- Born: 1953 (age 72–73) London, England
- Education: Queens College, Lagos St Anne's School, Ibadan
- Alma mater: University of Lagos (BSc)
- Occupation: Chartered Management Accountant
- Known for: First female President of CIMA
- Title: Chair, KPMG UK Audit Board
- Awards: CBE (2008) Honorary Doctorate, Open University (2015)

= Claire Ighodaro =

Nigerian chartered management accountant

Claire Ighodaro CBE is a British Nigerian chartered management accountant. She was the first female president of the Chartered Institute of Management Accountants (CIMA) and previously the financial director of BT Broadband. Ighodaro is presently a non-executive director of Flood Re, XL Catlin Insurance Company UK Limited, and the Pennon Group PLC. She is a trustee of the British Council and an independent board member of the UK Trade & Investment Executive Board. She is a board member and Audit Committee Chair of Lloyd's of London and a non-executive director and Governance Committee Chair of Merrill Lynch. In 2008, she was awarded with a Commander of the Most Excellent Order of the British Empire (CBE) for services to business.

== Education and early career ==
Ighodaro studied at Queens College Yaba Lagos Nigeria from 1964 to 1968, and at St Anne's School Ibadan from 1969 to 1970. She studied accounting at the University of Lagos. She started her career at Otis Elevators in London in 1979. In 1984, she moved to British Telecom to work as a Management and Development Accountant. She was subsequently promoted to senior project manager in 1988, where she led the development of one of the first handheld job-reporting systems for field engineers. In 2000, Ighodaro was made financial controller of British Telecom Open world, the United Kingdom's first mass-market broadband internet launch, and of portal, channel and interactive TV development.

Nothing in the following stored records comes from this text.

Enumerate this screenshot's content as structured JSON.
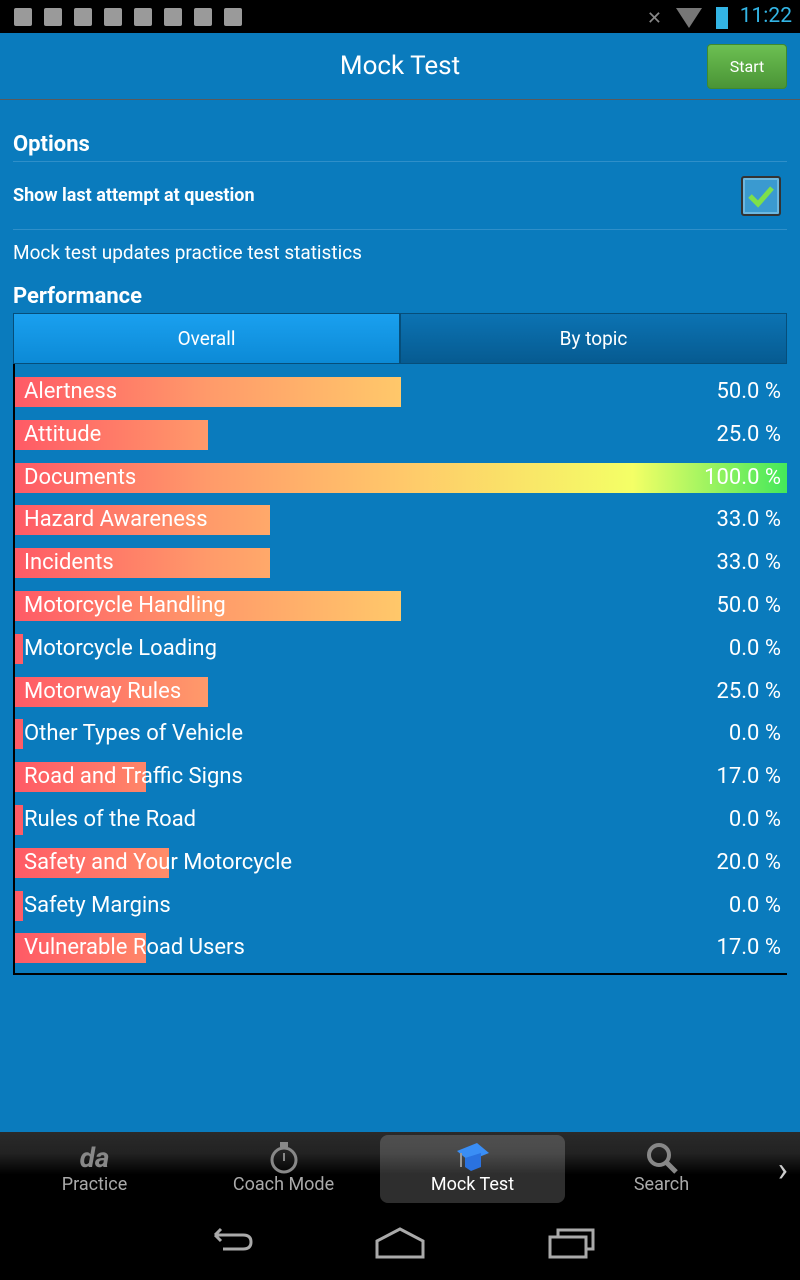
{
  "status": {
    "time": "11:22",
    "icons": [
      "wifi-question-icon",
      "download-phone-icon",
      "download-icon",
      "image-icon",
      "gmail-icon",
      "play-store-icon",
      "play-store-icon",
      "play-store-icon"
    ]
  },
  "header": {
    "title": "Mock Test",
    "start_label": "Start"
  },
  "options": {
    "heading": "Options",
    "show_last_label": "Show last attempt at question",
    "show_last_checked": true,
    "note": "Mock test updates practice test statistics"
  },
  "performance": {
    "heading": "Performance",
    "tabs": [
      {
        "label": "Overall",
        "selected": true
      },
      {
        "label": "By topic",
        "selected": false
      }
    ],
    "items": [
      {
        "label": "Alertness",
        "pct": "50.0 %",
        "value": 50
      },
      {
        "label": "Attitude",
        "pct": "25.0 %",
        "value": 25
      },
      {
        "label": "Documents",
        "pct": "100.0 %",
        "value": 100
      },
      {
        "label": "Hazard Awareness",
        "pct": "33.0 %",
        "value": 33
      },
      {
        "label": "Incidents",
        "pct": "33.0 %",
        "value": 33
      },
      {
        "label": "Motorcycle Handling",
        "pct": "50.0 %",
        "value": 50
      },
      {
        "label": "Motorcycle Loading",
        "pct": "0.0 %",
        "value": 0
      },
      {
        "label": "Motorway Rules",
        "pct": "25.0 %",
        "value": 25
      },
      {
        "label": "Other Types of Vehicle",
        "pct": "0.0 %",
        "value": 0
      },
      {
        "label": "Road and Traffic Signs",
        "pct": "17.0 %",
        "value": 17
      },
      {
        "label": "Rules of the Road",
        "pct": "0.0 %",
        "value": 0
      },
      {
        "label": "Safety and Your Motorcycle",
        "pct": "20.0 %",
        "value": 20
      },
      {
        "label": "Safety Margins",
        "pct": "0.0 %",
        "value": 0
      },
      {
        "label": "Vulnerable Road Users",
        "pct": "17.0 %",
        "value": 17
      }
    ]
  },
  "nav": {
    "items": [
      {
        "label": "Practice",
        "icon": "practice-icon"
      },
      {
        "label": "Coach Mode",
        "icon": "stopwatch-icon"
      },
      {
        "label": "Mock Test",
        "icon": "graduation-cap-icon",
        "selected": true
      },
      {
        "label": "Search",
        "icon": "search-icon"
      }
    ]
  },
  "colors": {
    "background": "#0a7bbd",
    "start": "#5aab44",
    "bar_low": "#ff5a66",
    "bar_high": "#44e85a"
  }
}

== Non-executive directorships and advisory roles ==
Since becoming Chartered Institute of Management Accountants first female president, and Chair of the executive board, Ighodaro has served on a variety of directorships and advisory positions. At Merrill Lynch, she served as a non-executive director and chair of the governance committee. At the University of Surrey, she served as a council member and audit committee member. She served as a non-executive director and chair, audit committee of Lloyd's of London. She is also a board member of the International Ethics Standards Board for Accountants.

Ighodaro is a member of the FCO Diplomatic Excellence External Panel and Iddas (Savile Group PLC). At Lending Standards Board, she serves as a non-executive director and chair of the audit committee. She is also a council member and chair of the audit committee of The Open University. She is a board member and chair, audit committee of The British Council and the chair of the London Learning and Skills Council. Ighadaro is a non-executive board member and chair, audit committee of the UK Trade & Investment.

== Honors and awards ==
In 2007, Ighodaro was ranked 5th in the New Nation's power list of 100 leading black role models. In 2008, she was awarded a CBE for services in business. In 2015, Ighodaro was granted a 'doctor of the university' from Open University.

== Personal life ==
Ighodaro is married with three children.